Her books examine American history and the history of religion in America through a combination of road-trip memoir and insightful historical content. Assassination Vacation (2005) detailed presidential assassinations and 19th-century American history, including cults and quasi-religious themes. The Wordy Shipmates (2008) told the story of the Puritan settlement of Massachusetts and touched on the true origins of the idea of religious freedom in America as propounded by Roger Williams, the founder of Rhode Island exiled from Massachusetts Bay for his refusal to adhere to church doctrine.
Unfamiliar Fishes (2011) told the story of the loss of the traditional Hawaiian religion and inhabitants’ conversion to Christianity by missionaries from New England, along with the eventual U.S. conquest instigated by the first missionaries’ descendants in 1895. Lafayette in the Somewhat United States (2015) is an account of the Marquis de Lafayette, the young French aristocrat who became George Washington’s trusted officer and friend and an American celebrity.
She was asked in 2002 by The Onion AV Club “Is There a God?” She answered, “Absolutely not.” In a 2008 New York Times op-ed, she wrote, “I have become just another citizen whose only religion is the freedom of religion and as such I patrol the wall of separation between church and state like some jumpy East German guarding Checkpoint Charlie back before Ronald Reagan single-handedly tore it down.”
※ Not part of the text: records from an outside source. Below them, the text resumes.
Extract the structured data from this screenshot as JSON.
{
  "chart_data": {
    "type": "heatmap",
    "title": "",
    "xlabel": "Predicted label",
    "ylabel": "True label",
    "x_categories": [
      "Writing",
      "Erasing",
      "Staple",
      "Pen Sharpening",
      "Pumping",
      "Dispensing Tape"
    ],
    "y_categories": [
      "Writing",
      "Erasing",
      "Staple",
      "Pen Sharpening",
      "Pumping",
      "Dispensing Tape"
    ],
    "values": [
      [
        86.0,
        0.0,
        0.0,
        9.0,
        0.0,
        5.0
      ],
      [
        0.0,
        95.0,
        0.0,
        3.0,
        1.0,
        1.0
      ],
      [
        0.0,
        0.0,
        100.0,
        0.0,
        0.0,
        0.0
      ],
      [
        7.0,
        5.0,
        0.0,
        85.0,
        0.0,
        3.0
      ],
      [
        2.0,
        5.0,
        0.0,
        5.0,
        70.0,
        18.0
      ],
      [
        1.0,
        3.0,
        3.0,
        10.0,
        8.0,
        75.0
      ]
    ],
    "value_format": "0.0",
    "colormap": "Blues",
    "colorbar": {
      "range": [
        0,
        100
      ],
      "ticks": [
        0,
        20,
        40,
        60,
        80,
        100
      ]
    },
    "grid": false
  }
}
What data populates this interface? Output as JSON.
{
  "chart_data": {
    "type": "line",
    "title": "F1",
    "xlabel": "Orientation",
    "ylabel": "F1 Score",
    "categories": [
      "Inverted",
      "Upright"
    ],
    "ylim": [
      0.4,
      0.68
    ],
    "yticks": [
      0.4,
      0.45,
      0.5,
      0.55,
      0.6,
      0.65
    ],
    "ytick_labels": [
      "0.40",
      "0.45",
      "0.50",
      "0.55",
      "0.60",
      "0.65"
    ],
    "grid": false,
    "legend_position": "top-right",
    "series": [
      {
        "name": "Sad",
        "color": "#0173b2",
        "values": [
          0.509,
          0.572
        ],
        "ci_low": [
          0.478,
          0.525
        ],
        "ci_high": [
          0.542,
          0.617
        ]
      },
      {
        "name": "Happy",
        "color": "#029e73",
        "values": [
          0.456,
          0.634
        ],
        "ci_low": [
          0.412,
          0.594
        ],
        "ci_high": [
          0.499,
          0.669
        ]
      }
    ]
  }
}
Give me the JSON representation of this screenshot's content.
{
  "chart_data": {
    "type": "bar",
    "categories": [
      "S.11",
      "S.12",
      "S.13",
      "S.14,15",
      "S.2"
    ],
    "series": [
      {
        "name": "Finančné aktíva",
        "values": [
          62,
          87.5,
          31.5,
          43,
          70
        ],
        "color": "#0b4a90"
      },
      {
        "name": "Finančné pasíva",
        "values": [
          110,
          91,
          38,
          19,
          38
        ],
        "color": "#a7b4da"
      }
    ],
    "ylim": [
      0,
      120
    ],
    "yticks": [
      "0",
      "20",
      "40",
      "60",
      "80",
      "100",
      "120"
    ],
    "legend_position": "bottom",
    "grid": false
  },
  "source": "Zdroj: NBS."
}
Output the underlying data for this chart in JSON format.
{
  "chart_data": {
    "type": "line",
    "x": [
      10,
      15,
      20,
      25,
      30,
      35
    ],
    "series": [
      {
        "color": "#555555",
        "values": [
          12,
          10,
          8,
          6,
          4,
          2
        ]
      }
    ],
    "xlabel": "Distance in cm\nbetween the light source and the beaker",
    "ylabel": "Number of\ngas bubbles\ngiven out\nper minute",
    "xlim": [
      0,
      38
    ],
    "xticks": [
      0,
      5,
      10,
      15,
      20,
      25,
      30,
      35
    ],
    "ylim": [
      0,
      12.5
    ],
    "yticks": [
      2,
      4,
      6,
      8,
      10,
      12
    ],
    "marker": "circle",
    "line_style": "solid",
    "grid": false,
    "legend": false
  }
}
Vowell has never married or had children. She is on the advisory board of 826NYC, a nonprofit tutoring and writing center for students aged 6–18 in Brooklyn, N.Y.
Photo: Bennett Miller
“Because I am a culturally Christian atheist the same way my atheist Reform friends are culturally Jewish, I look forward to Martin Luther King’s Birthday — when the news momentarily replaces the rants of the faith-based spitfires with clips of what an actually Christlike Christian sounds like.”